I am unable to agree with either the reasoning or the result of the majority opinion. The plaintiff's sole right of action was that created by 1420. This expressly prescribes that either the action must be brought or the notice given "within ten days" of the occurrence of the injury, and this is a condition precedent to any right of recovery. Nicholaus v. Bridgeport, 117 Conn. 398, 401,167 A. 826; Crocker v. Hartford, 66 Conn. 387, 391,34 A. 98. As this court emphatically stated in referring to 2020 of the General Statutes, Revision of 1902, the forerunner of the present act, until the prescribed condition is met no right of action under the act exists. "The statute recognizes no equivalents, and it is not competent for the courts to extend the right given beyond the limits fixed by the General Assembly, or to create a right not contemplated by the legislature and contrary to its peremptory mandate." Forbes v. Suffield, 81 Conn. 274, 275, 70 A. 1023; see also Korb v. Bridgeport Gas Light Co., 91 Conn. 395, 397,99 A. 1048. In the instant case, so far as the facts are concerned, aside from the circumstance that the plaintiff had already had nine days in which to act, that the tenth day was Christmas day gave rise to no impossibility of his meeting the condition prescribed in the statute. The specific question presented therefore, is whether, under these circumstances, this court can properly construe the words "within ten days," as used in the statute, to mean "within eleven days," its language being neither ambiguous nor uncertain. *Page 403 
No authority is given for so doing. All four of the cases relied upon by the majority which go furthest in support of its position are clearly distinguishable as involving impossibility of performance, which, as stated, is not present in the case before us. Thus in Avery v. Stewart and Sands v. Lyon, where a payment as prescribed fell due on Sunday, it was held that since the performance of the contract on Sunday "would be an unlawful act" payment on the day following would suffice; and in Sommers v. Adelman and Alderman Bros. Co. v. Westinghouse Air Brake Co., where the final day of the period prescribed for an act essential to taking an appeal fell on Sunday, it was held it could be done the next day, because on Sunday the appellant, under Public Acts, 1909, Chapter 148, was "powerless" to do it. Furthermore, as to these cases, not only did the statute (791 of the 1902 Revision) expressly authorize an extension of the time prescribed but the court in its opinion specifically differentiated the situation then before it from that arising under a statutory provision of the nature now under consideration.

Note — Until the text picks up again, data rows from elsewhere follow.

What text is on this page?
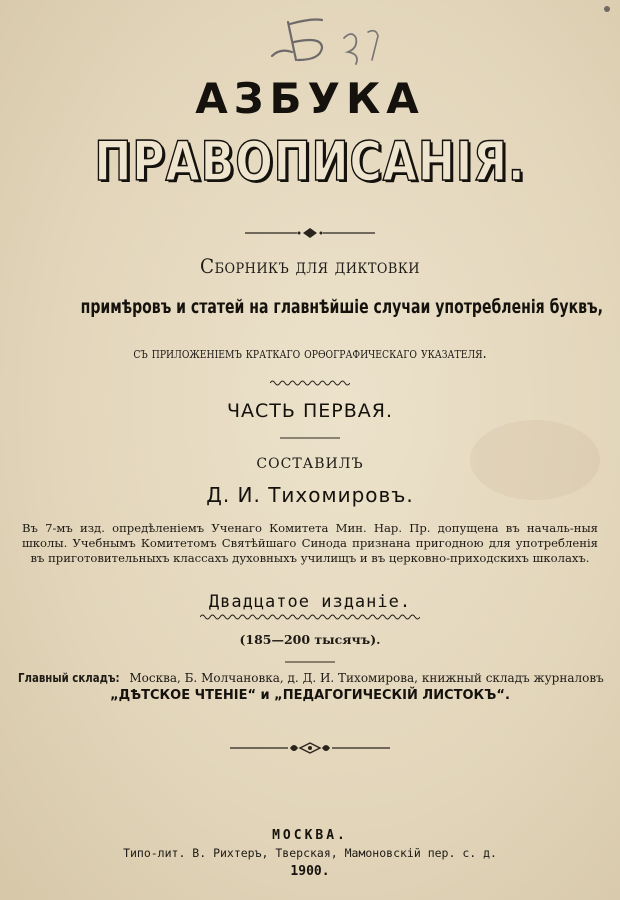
АЗБУКА
ПРАВОПИСАНІЯ.
Сборникъ для диктовки
примѣровъ и статей на главнѣйшіе случаи употребленія буквъ,
съ приложеніемъ краткаго орѳографическаго указателя.
ЧАСТЬ ПЕРВАЯ.
СОСТАВИЛЪ
Д. И. Тихомировъ.
Въ 7-мъ изд. опредѣленіемъ Ученаго Комитета Мин. Нар. Пр. допущена въ началь-ныя школы. Учебнымъ Комитетомъ Святѣйшаго Синода признана пригодною для употребленія въ приготовительныхъ классахъ духовныхъ училищъ и въ церковно-приходскихъ школахъ.
Двадцатое изданіе.
(185—200 тысячъ).
Главный складъ: Москва, Б. Молчановка, д. Д. И. Тихомирова, книжный складъ журналовъ
„ДѢТСКОЕ ЧТЕНІЕ“ и „ПЕДАГОГИЧЕСКІЙ ЛИСТОКЪ“.
МОСКВА.
Типо-лит. В. Рихтеръ, Тверская, Мамоновскій пер. с. д.
1900.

The principal reason advanced for the majority's conclusion is that, since 6565 designates Christmas as a holiday and the final day of the period prescribed by 1420 for giving notice fell on Christmas day, it becomes necessary to determine which of the conflicting intents of the legislature so expressed shall prevail. The fallacy of the argument is that no conflict in fact does exist. Granting the possible or potential greater inconvenience to the plaintiff of serving notice on a holiday, under certain circumstances, which the majority opinion suggests, this by no means constitutes impossibility, which alone could give rise to the need to "harmonize" the statutes relied upon by the majority. That civil process may be served at any time on holidays and on Sunday, in all actions, before sunrise *Page 404 
and after sunset is sufficient indication that the legislature intended that the notice in question could and should, if circumstances required, be served on either a holiday or Sunday. That no conflict of legislative intent is manifested by the two statutes and that the General Assembly intended no exception as to 1420 are further evidenced by numerous enactments where an express exception as to Sunday or a holiday is provided. See General Statutes, 1990, 4317, 4402, 4463.
It is therefore my conclusion that the court did not err in sustaining the demurrer and in entering judgment for the defendant.
In this opinion JENNINGS, J., concurred.